Même pas. Tsipras a juste dit qu’il allait soumettre à referendum les propositions des « Européens » (je mets des guillemets par facilité : je suis moi-même européen mais je n’ai rien de commun avec ces technocrates non élus). C’est affreux, un communiste qui demande au peuple son avis ! Les bons esprits objectent que Tsipras devrait poser la question du maintien dans l’Euro : oui, c’est comme ça dans le Disneyland post-démocratique de l’UE, on explique à un chef d’Etat ce qu’il doit poser comme question puisque cette idée absurde de consulter directement son peuple lui est venue. On imagine, au passage, un JeroenDijsselbloem expliquer au Général de Gaulle : « Dites donc, mon petit vieux, votre referendum sur l’élection du président au suffrage universel, ça nous plaît pas trop, c’est du césarisme, ça… » Tsipras, lui, veut poser la question de l’acceptation ou non par le peuple grec des propositions de la Troïka. Si celles-ci supposent que la Grèce doive continuer sa tiers-mondisation pour rester dans l’euro, c’est à la Troïka de bouger, pas à la Grèce. Ou alors on finirait par croire que l’« Europe » veut surtout faire un exemple, parce qu’il s’agit d’un gouvernement de gauche et qu’il faut montrer aux autres (Podemos, par exemple) ce qui arrive quand on ne courbe plus assez l’échine…
La seule relative bonne surprise est venue de… DSK ! Eh oui, les voies de la raison, comme celles du Seigneur, sont impénétrables. Il a appelé les créanciers à prendre leurs pertes, comme on dit, à rééchelonner une partie de la dette et à supprimer l’autre qu’il reconnaît lui-même comme illégitime. Il sait de quoi il parle, il est à l’origine du premier plan de 2010 qui a uniquement servi à ce que les banques étrangères récupèrent leurs emprunts, et certainement pas à relancer l’économie grecque. En échange, la Grèce ne recevrait plus d’aide et redeviendrait maîtresse des méthodes et des choix budgétaires pour se tirer d’affaire. Au sein de l’UE ou pas.

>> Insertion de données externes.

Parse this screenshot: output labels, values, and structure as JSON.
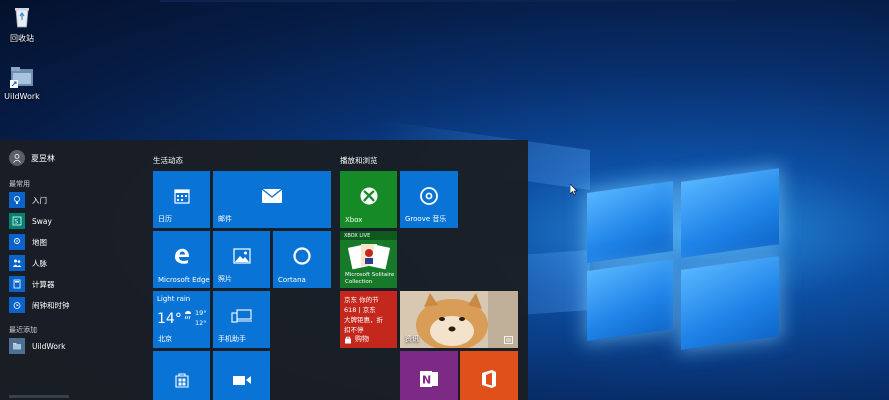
{
  "desktop": {
    "icons": [
      {
        "label": "回收站",
        "icon": "recycle-bin-icon"
      },
      {
        "label": "UildWork",
        "icon": "folder-shortcut-icon"
      }
    ]
  },
  "start_menu": {
    "user": {
      "name": "夏昱林"
    },
    "most_used_heading": "最常用",
    "most_used": [
      {
        "label": "入门",
        "icon": "lightbulb-icon"
      },
      {
        "label": "Sway",
        "icon": "sway-icon"
      },
      {
        "label": "地图",
        "icon": "map-pin-icon"
      },
      {
        "label": "人脉",
        "icon": "people-icon"
      },
      {
        "label": "计算器",
        "icon": "calculator-icon"
      },
      {
        "label": "闹钟和时钟",
        "icon": "alarm-clock-icon"
      }
    ],
    "recent_heading": "最近添加",
    "recent": [
      {
        "label": "UildWork",
        "icon": "folder-icon"
      }
    ],
    "groups": {
      "life": "生活动态",
      "play": "播放和浏览"
    },
    "tiles": {
      "calendar": "日历",
      "mail": "邮件",
      "edge": "Microsoft Edge",
      "photos": "照片",
      "cortana": "Cortana",
      "weather_cond": "Light rain",
      "weather_temp": "14°",
      "weather_hi": "19°",
      "weather_lo": "12°",
      "weather_city": "北京",
      "phone": "手机助手",
      "xbox": "Xbox",
      "groove": "Groove 音乐",
      "solitaire_brand": "XBOX LIVE",
      "solitaire": "Microsoft Solitaire Collection",
      "store_promo_1": "京东 你的节",
      "store_promo_2": "618 | 京东",
      "store_promo_3": "大牌钜惠，折",
      "store_promo_4": "扣不停",
      "store": "购物",
      "news": "资讯",
      "onenote": "",
      "office": ""
    }
  }
}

C’est tout de même un peu plus digne, comme idée, que ce coup d’Etat au ralenti qui donne l’impression de voir s’écrire sous nos yeux un nouveau chapitre de la Stratégie du Choc de Naomi Klein, où il est expliqué que capitalisme et démocratie n’ont plus rien à voir dès que la démocratie contrarie le capitalisme.
Et nous en sommes-là, aujourd’hui, en Europe.